The firm’s contract with Everett Mayor Ray Stephanson came under scrutiny when the City Council was asked to approve it more than a month after work on the pact began.
Leon Younger, president of PROS Consulting LLC, the consulting firm, presented his year-long agenda to the council Wednesday.
“We’ll look at whether (the city) is doing the right things, and whether it is doing those things right,” he said.
Younger said he began work on the parks project in January, on a $200,000 contract awarded by Stephanson. The council didn’t approve that contract until last week.
According to the contract, the firm conducted a kickoff meeting for the parks plan in August.
“We looked at the scope of the project then,” Younger said. “It was just a discussion meeting.”
Actual work on the project didn’t begin until January, he said.
At a council meeting last week, Stephanson apologized for moving forward with the contract before getting the council’s approval.
Councilman Bob Overstreet voted against the contract. Councilman Ron Gipson was absent.
According to the city charter, Stephanson isn’t technically required to seek council approval for this type of project, but Overstreet argued that negotiations with PROS Consulting should have been done in public with the council’s involvement.
“I wasn’t aware of this contract until last week,” Overstreet said. “It’s been my experience that there’s an agreement between the administration and the council that when necessary the mayor could sign the contract, but there would be an open flow of information, especially when we get into the magnitude of over $100,000.”
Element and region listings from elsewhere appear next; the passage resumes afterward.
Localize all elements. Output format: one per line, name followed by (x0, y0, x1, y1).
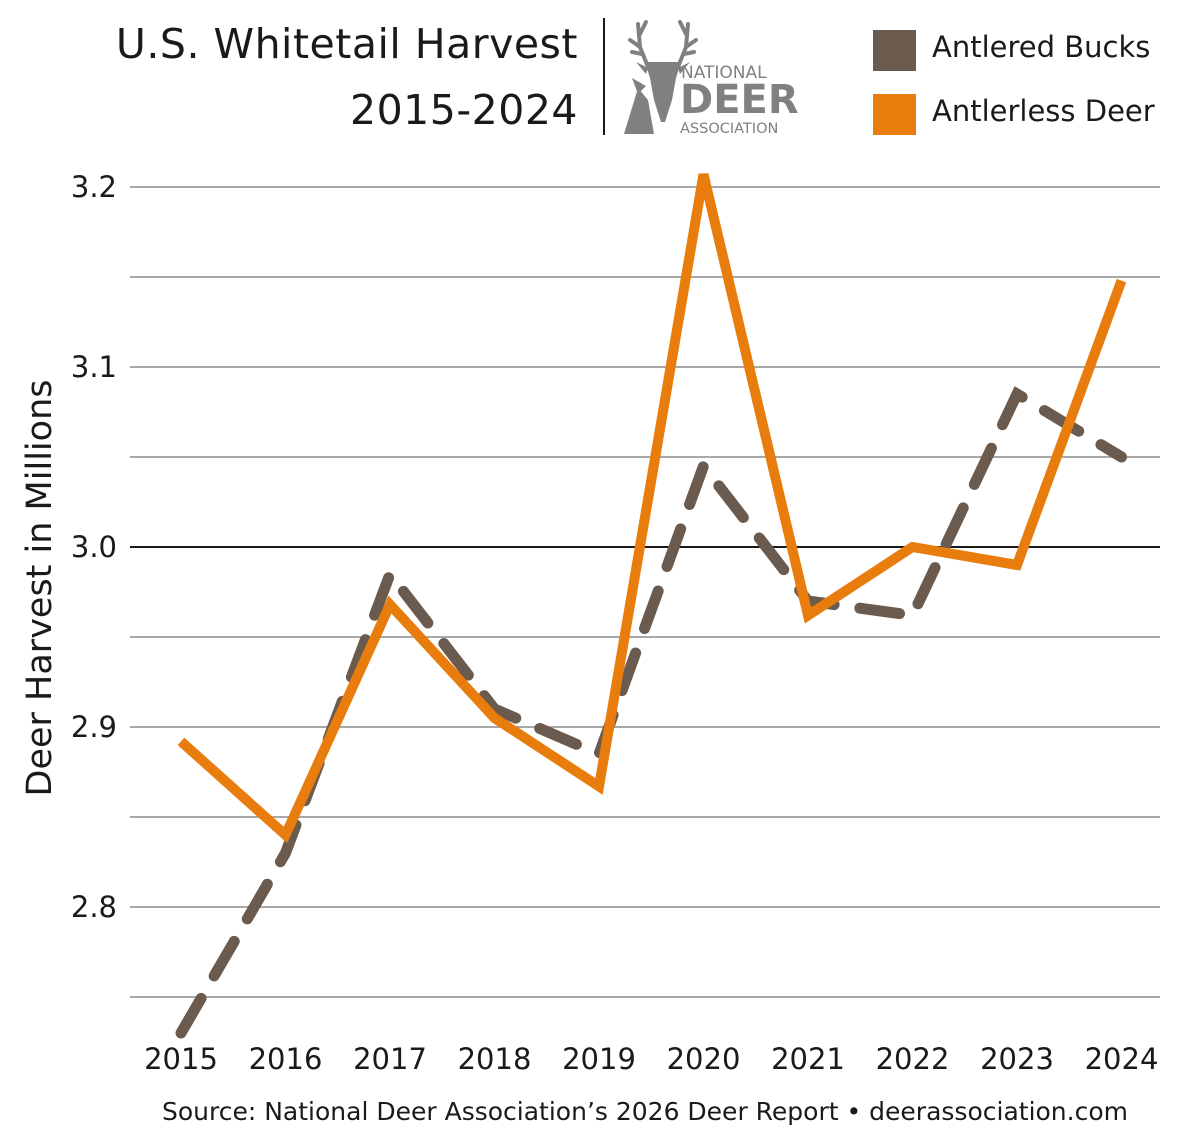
y-tick-label: 2.9 (71, 710, 117, 744)
series-line-antlerless-deer (177, 173, 1127, 844)
x-axis-ticks: 2015 2016 2017 2018 2019 2020 2021 2022 2023 2024 (144, 1042, 1158, 1076)
logo-text-deer: DEER (680, 77, 799, 123)
x-tick-label: 2017 (353, 1042, 427, 1076)
x-tick-label: 2015 (144, 1042, 218, 1076)
logo-text-association: ASSOCIATION (680, 121, 778, 137)
deer-head-icon (624, 20, 698, 134)
y-tick-label: 2.8 (71, 890, 117, 924)
source-footnote: Source: National Deer Association’s 2026… (162, 1097, 1128, 1126)
logo-text-national: NATIONAL (681, 63, 767, 83)
chart-title-line2: 2015-2024 (350, 86, 578, 134)
y-axis-ticks: 2.8 2.9 3.0 3.1 3.2 (71, 170, 117, 924)
national-deer-association-logo: NATIONAL DEER ASSOCIATION (624, 20, 799, 137)
y-tick-label: 3.2 (71, 170, 117, 204)
x-tick-label: 2020 (667, 1042, 741, 1076)
y-axis-label: Deer Harvest in Millions (20, 379, 60, 797)
chart-title-line1: U.S. Whitetail Harvest (115, 20, 578, 68)
grid-lines (130, 186, 1160, 998)
legend-swatch-antlerless-deer (873, 94, 916, 135)
x-tick-label: 2023 (980, 1042, 1054, 1076)
x-tick-label: 2016 (249, 1042, 323, 1076)
x-tick-label: 2018 (458, 1042, 532, 1076)
x-tick-label: 2021 (771, 1042, 845, 1076)
x-tick-label: 2022 (876, 1042, 950, 1076)
x-tick-label: 2019 (562, 1042, 636, 1076)
legend-swatch-antlered-bucks (873, 30, 916, 71)
x-tick-label: 2024 (1085, 1042, 1159, 1076)
legend-label-antlered-bucks: Antlered Bucks (932, 30, 1151, 64)
y-tick-label: 3.1 (71, 350, 117, 384)
legend-label-antlerless-deer: Antlerless Deer (932, 94, 1155, 128)
title-divider (603, 18, 605, 135)
chart-series (175, 173, 1127, 1039)
y-tick-label: 3.0 (71, 530, 117, 564)
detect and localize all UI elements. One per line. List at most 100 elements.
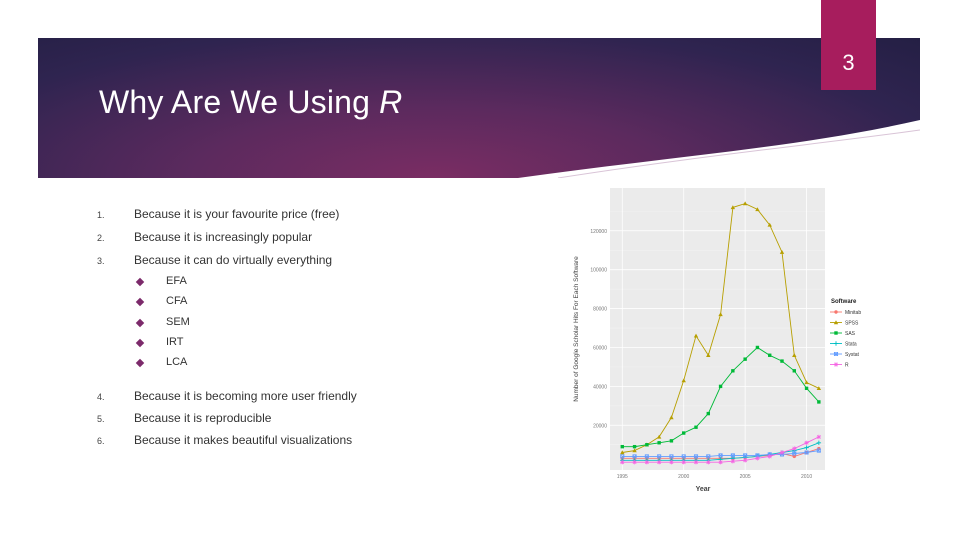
- data-point: [706, 411, 710, 416]
- legend-label: Systat: [845, 352, 860, 358]
- list-item: Because it can do virtually everything: [134, 253, 333, 267]
- data-point: [620, 460, 625, 465]
- plot-panel: [610, 188, 825, 470]
- data-point: [706, 460, 711, 465]
- data-point: [804, 386, 809, 391]
- data-point: [767, 454, 772, 459]
- data-point: [620, 454, 625, 459]
- list-item-number: 1.: [97, 210, 105, 220]
- x-tick-label: 2010: [801, 474, 812, 480]
- sub-list-item: SEM: [166, 316, 190, 328]
- title-banner: [38, 38, 920, 178]
- y-tick-label: 80000: [593, 307, 607, 313]
- data-point: [767, 222, 772, 227]
- bullet-diamond-icon: [135, 277, 145, 287]
- series-r: [620, 434, 822, 465]
- page-number-tab: 3: [821, 0, 876, 90]
- list-item-number: 6.: [97, 436, 105, 446]
- data-point: [644, 454, 649, 459]
- chart-svg: 20000 40000 60000 80000 100000 120000 1995 2000…: [573, 188, 861, 493]
- data-point: [657, 441, 661, 445]
- legend-item-r: R: [830, 362, 849, 369]
- data-point: [834, 331, 838, 335]
- data-point: [804, 380, 809, 385]
- data-point: [681, 454, 686, 459]
- data-point: [755, 345, 760, 350]
- list-item-number: 3.: [97, 256, 105, 266]
- data-point: [656, 434, 662, 439]
- data-point: [706, 353, 711, 357]
- data-point: [730, 459, 736, 464]
- bullet-diamond-icon: [135, 318, 145, 328]
- data-point: [730, 205, 736, 210]
- data-point: [792, 369, 796, 373]
- bullet-diamond-icon: [135, 338, 145, 348]
- data-point: [742, 201, 748, 206]
- data-point: [694, 425, 698, 429]
- legend-label: Minitab: [845, 310, 861, 316]
- slide-title-r: R: [379, 84, 403, 120]
- y-tick-label: 60000: [593, 345, 607, 351]
- slide-title: Why Are We Using R: [99, 84, 402, 121]
- legend-item-minitab: Minitab: [830, 310, 861, 316]
- data-point: [816, 386, 822, 391]
- y-tick-label: 100000: [590, 268, 607, 274]
- data-point: [718, 312, 723, 317]
- list-item: Because it is your favourite price (free…: [134, 207, 340, 221]
- data-point: [669, 454, 674, 459]
- list-item-number: 5.: [97, 414, 105, 424]
- data-point: [792, 454, 796, 459]
- data-point: [743, 453, 748, 458]
- sub-list-item: EFA: [166, 275, 187, 287]
- x-tick-label: 1995: [617, 474, 628, 480]
- series-systat: [620, 448, 821, 459]
- data-point: [742, 458, 748, 463]
- legend-label: Stata: [845, 342, 857, 348]
- data-point: [768, 353, 772, 357]
- bullet-diamond-icon: [135, 297, 145, 307]
- list-item: Because it is increasingly popular: [134, 230, 313, 244]
- series-sas: [620, 345, 821, 449]
- sub-list-item: IRT: [166, 336, 184, 348]
- data-point: [833, 362, 839, 367]
- data-point: [718, 460, 723, 465]
- data-point: [804, 440, 809, 445]
- data-point: [656, 460, 662, 465]
- data-point: [693, 454, 699, 459]
- y-tick-label: 40000: [593, 384, 607, 390]
- list-item-number: 4.: [97, 392, 105, 402]
- data-point: [693, 333, 699, 338]
- legend-item-systat: Systat: [830, 351, 860, 358]
- data-point: [632, 444, 637, 449]
- data-point: [743, 357, 747, 361]
- x-axis-label: Year: [696, 486, 711, 493]
- sub-list-item: CFA: [166, 295, 188, 307]
- data-point: [780, 359, 784, 363]
- data-point: [779, 249, 785, 254]
- data-point: [657, 454, 662, 459]
- bullet-diamond-icon: [135, 358, 145, 368]
- y-tick-label: 120000: [590, 229, 607, 235]
- data-point: [693, 460, 699, 465]
- data-point: [833, 320, 839, 325]
- data-point: [718, 453, 723, 458]
- page-number: 3: [842, 50, 855, 75]
- data-point: [816, 440, 822, 445]
- legend-item-sas: SAS: [830, 331, 856, 337]
- data-point: [632, 454, 637, 459]
- x-tick-label: 2000: [678, 474, 689, 480]
- y-tick-label: 20000: [593, 423, 607, 429]
- data-point: [755, 456, 760, 461]
- data-point: [779, 450, 785, 455]
- data-point: [682, 431, 686, 435]
- list-item: Because it is reproducible: [134, 411, 272, 425]
- data-point: [706, 454, 711, 459]
- data-point: [681, 378, 686, 383]
- data-point: [632, 460, 637, 465]
- data-point: [644, 460, 650, 465]
- data-point: [816, 434, 822, 440]
- chart-legend: Software Minitab SPSS SAS Stata Systat R: [830, 299, 861, 369]
- data-point: [681, 460, 686, 465]
- sub-list-item: LCA: [166, 356, 188, 368]
- slide-title-main: Why Are We Using: [99, 84, 371, 120]
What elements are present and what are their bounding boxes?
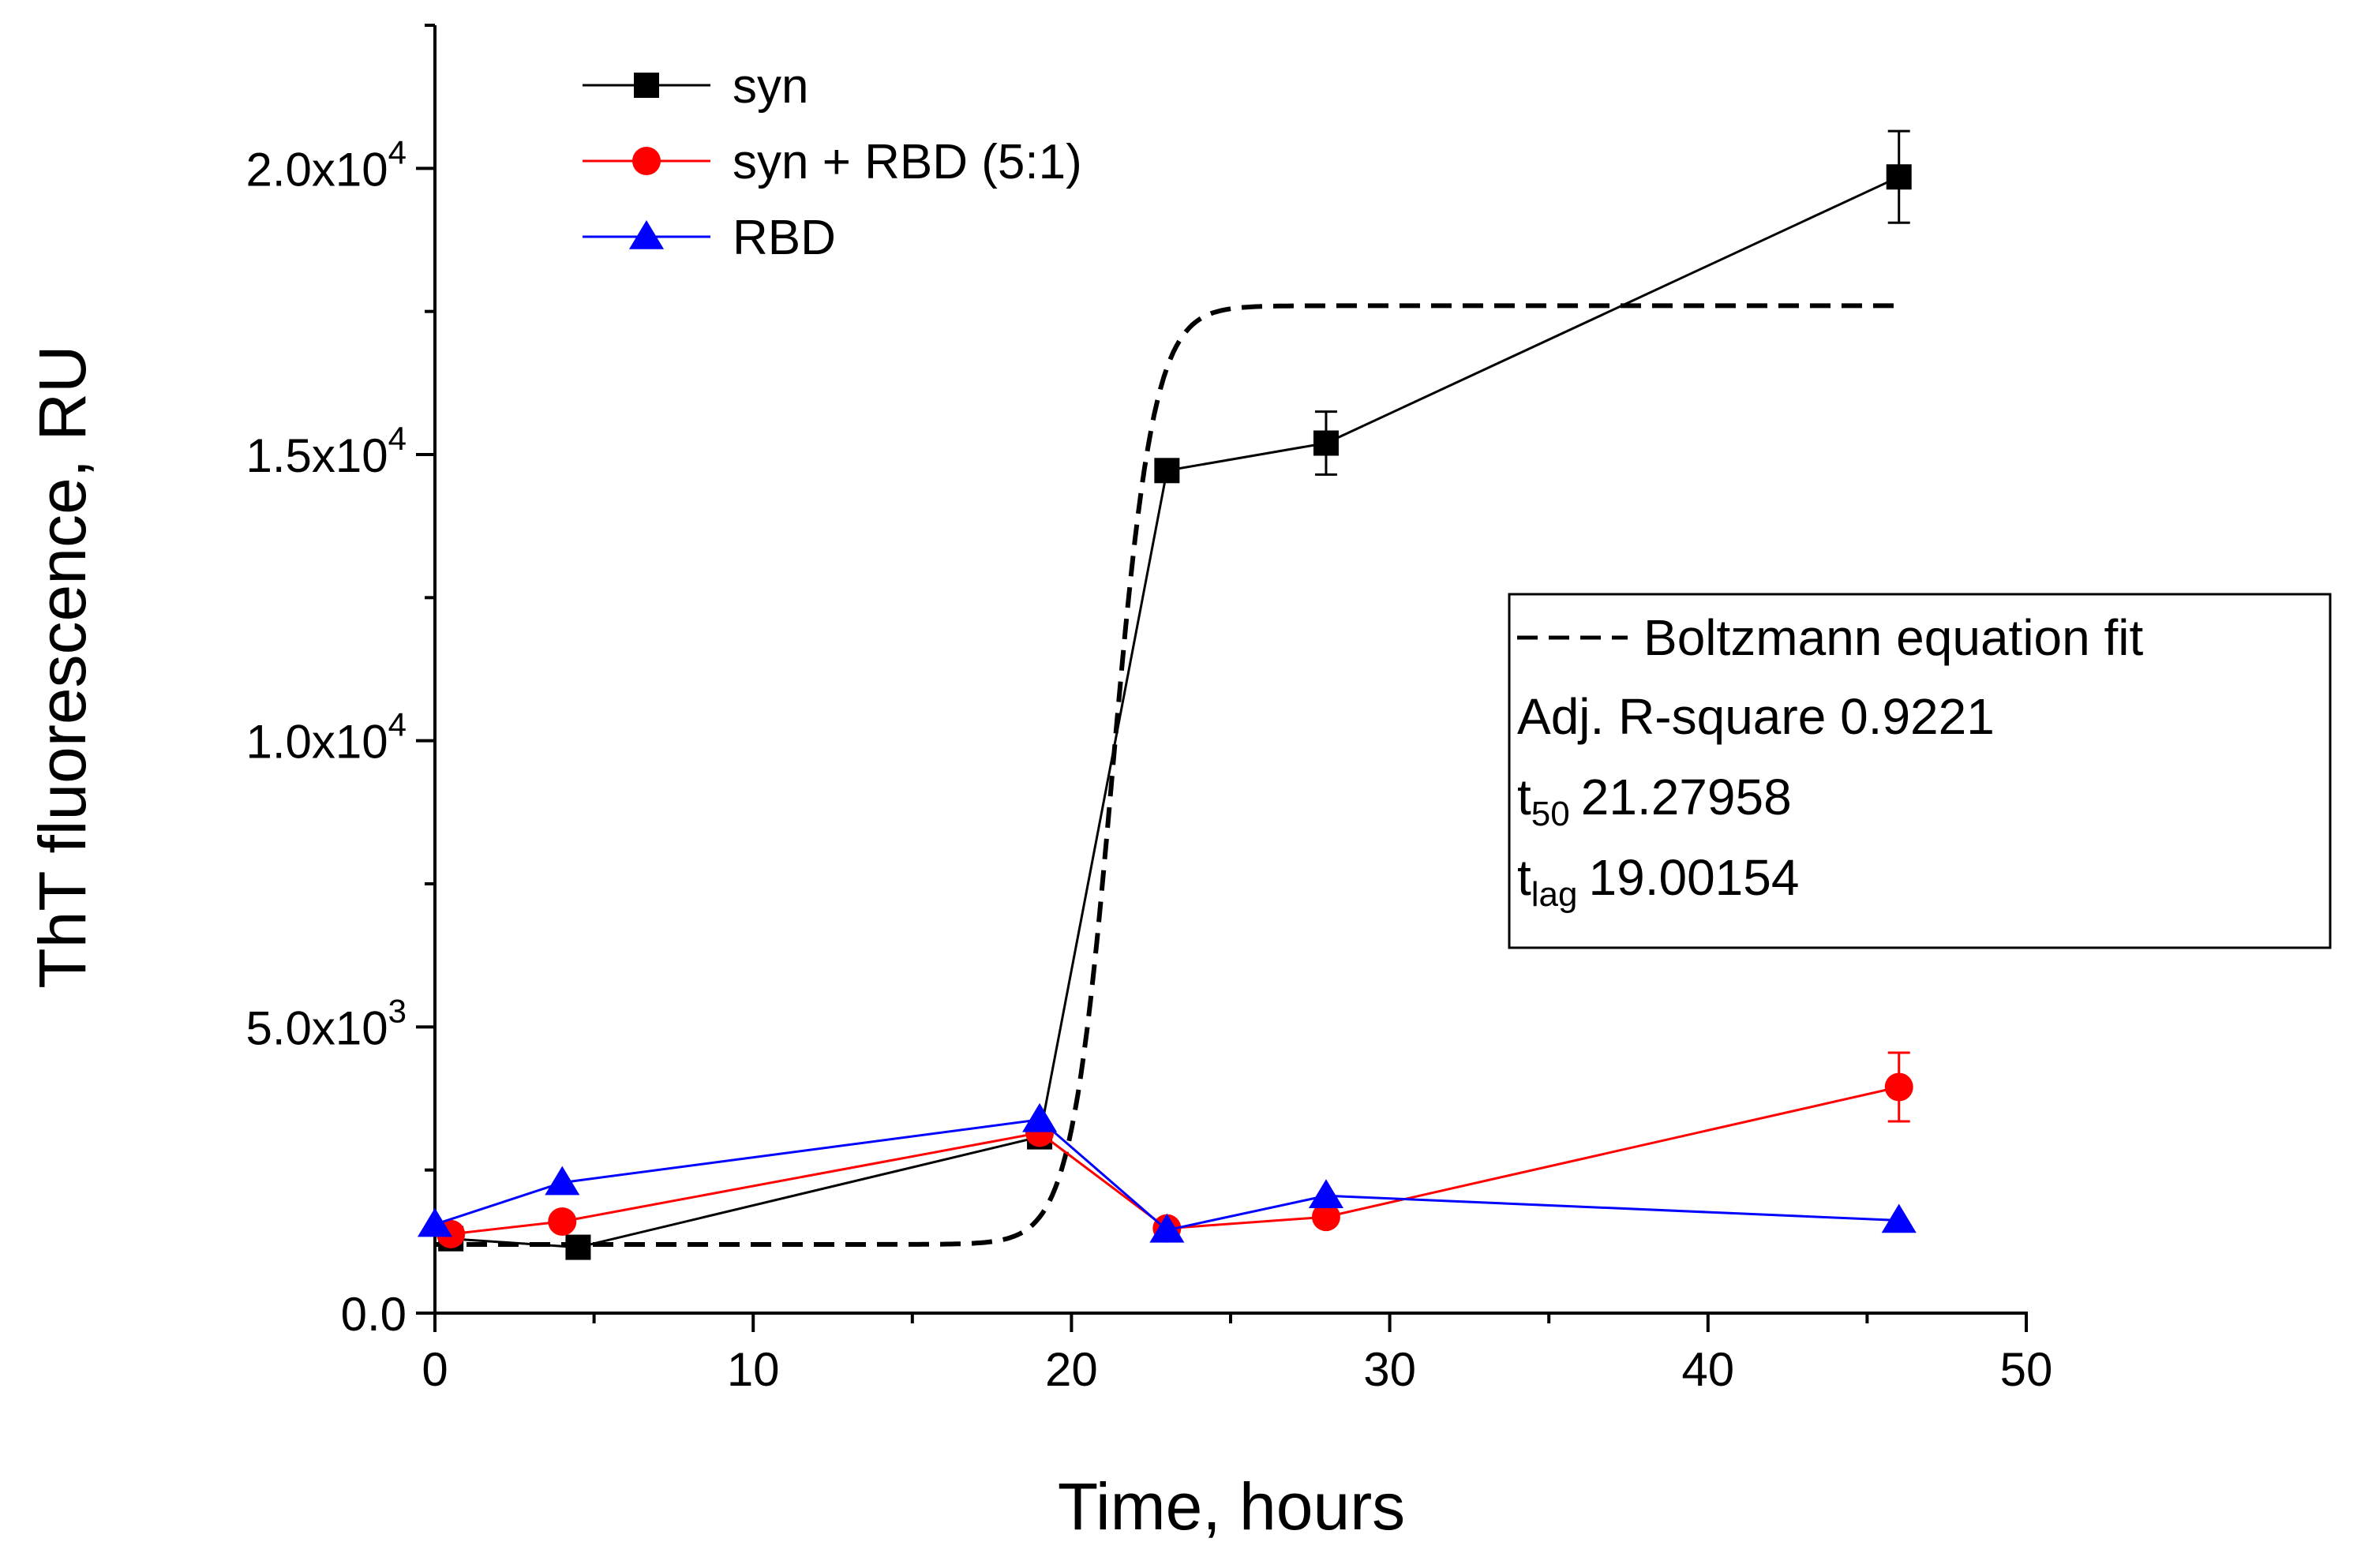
series-layer (417, 129, 1917, 1260)
x-tick-label: 20 (1045, 1343, 1098, 1396)
data-point-rbd (1149, 1213, 1185, 1243)
series-syn-rbd (437, 1051, 1913, 1248)
data-point-syn (1886, 164, 1912, 190)
annotation-frame (1508, 593, 2332, 949)
legend-label-syn: syn (733, 59, 808, 114)
legend-label-rbd: RBD (733, 211, 836, 265)
legend-marker-rbd (628, 220, 665, 249)
y-tick-label-exponent: 4 (388, 133, 407, 170)
y-tick-label-exponent: 4 (388, 420, 407, 457)
x-tick-labels: 0 10 20 30 40 50 (422, 1343, 2052, 1396)
series-line-rbd (434, 1118, 1899, 1232)
annotation-t50-sub: 50 (1531, 795, 1570, 833)
legend: syn syn + RBD (5:1) RBD (583, 59, 1082, 265)
x-axis-label: Time, hours (1058, 1469, 1405, 1544)
data-point-syn-rbd (548, 1207, 577, 1236)
annotation-tlag-value: 19.00154 (1589, 849, 1800, 906)
data-point-syn-rbd (1311, 1203, 1340, 1232)
annotation-fit-title: Boltzmann equation fit (1643, 609, 2144, 666)
data-point-syn (565, 1234, 591, 1260)
fit-layer (435, 303, 1899, 1247)
annotation-tlag: tlag 19.00154 (1517, 849, 1799, 914)
annotation-r-square: Adj. R-square 0.9221 (1517, 688, 1995, 745)
y-tick-label-base: 2.0x10 (245, 143, 388, 196)
data-point-syn (1313, 430, 1339, 456)
y-axis-label: ThT fluorescence, RU (25, 345, 99, 988)
data-point-syn (1154, 458, 1180, 484)
y-tick-label: 0.0 (341, 1288, 407, 1341)
x-ticks (433, 1313, 2028, 1332)
data-point-rbd (1308, 1179, 1344, 1209)
y-ticks (416, 24, 435, 1315)
annotation-t50: t50 21.27958 (1517, 769, 1792, 833)
legend-marker-syn-rbd (632, 147, 661, 175)
annotation-tlag-sub: lag (1531, 875, 1578, 914)
data-point-rbd (417, 1207, 453, 1237)
data-point-rbd (1881, 1203, 1917, 1233)
y-tick-label: 2.0x104 (245, 133, 407, 196)
y-tick-label-exponent: 3 (388, 992, 407, 1029)
x-tick-label: 30 (1363, 1343, 1416, 1396)
x-tick-label: 50 (2000, 1343, 2053, 1396)
y-tick-label-base: 1.5x10 (245, 429, 388, 482)
y-tick-label: 1.0x104 (245, 706, 407, 769)
fit-curve (435, 303, 1899, 1247)
data-point-syn-rbd (1884, 1072, 1913, 1102)
annotation-box: Boltzmann equation fit Adj. R-square 0.9… (1508, 593, 2332, 949)
legend-marker-syn (634, 73, 659, 98)
series-line-syn-rbd (451, 1086, 1900, 1236)
x-tick-label: 40 (1681, 1343, 1734, 1396)
x-tick-label: 10 (727, 1343, 780, 1396)
series-line-syn (451, 175, 1900, 1249)
y-tick-label-base: 0.0 (341, 1288, 407, 1341)
y-tick-label: 1.5x104 (245, 420, 407, 482)
data-point-rbd (1022, 1102, 1058, 1132)
legend-label-syn-rbd: syn + RBD (5:1) (733, 135, 1082, 189)
x-tick-label: 0 (422, 1343, 448, 1396)
y-tick-label: 5.0x103 (245, 992, 407, 1054)
annotation-t50-value: 21.27958 (1581, 769, 1792, 825)
series-rbd (417, 1102, 1917, 1243)
y-tick-label-base: 1.0x10 (245, 716, 388, 769)
y-tick-label-base: 5.0x10 (245, 1001, 388, 1054)
annotation-t50-main: t (1517, 769, 1531, 825)
y-tick-label-exponent: 4 (388, 706, 407, 743)
data-point-rbd (545, 1166, 580, 1196)
annotation-tlag-main: t (1517, 849, 1531, 906)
Assistant parks director Hal Gausman said the oversight was because of eagerness in the Parks and Recreation Department to get the process started.
“Once we realized we needed to get council approval, we dropped back to wait for that,” he said. “Maybe we jumped the gun a little bit. It was the mayor’s call to make sure the council is totally on board.”
By December, PROS Consulting will offer the city a strategic plan for the next 10 years. It will outline how to make the city’s parks more profitable and more family friendly. Younger didn’t have examples of what that would take.
“Currently, your parks are 20 percent self-supporting,” Younger told the council. “That’s on the low end.”
Parks in other cities comparable with Everett are, on average, more than 30 percent self-supporting, Younger said.
Some cities in California have parks programs that provide more than 50 percent of their own support, he said. Those cities have long-range plans and have carefully assessed what their residents want in parks.
No dates have been set for when the public meetings on the parks will take place.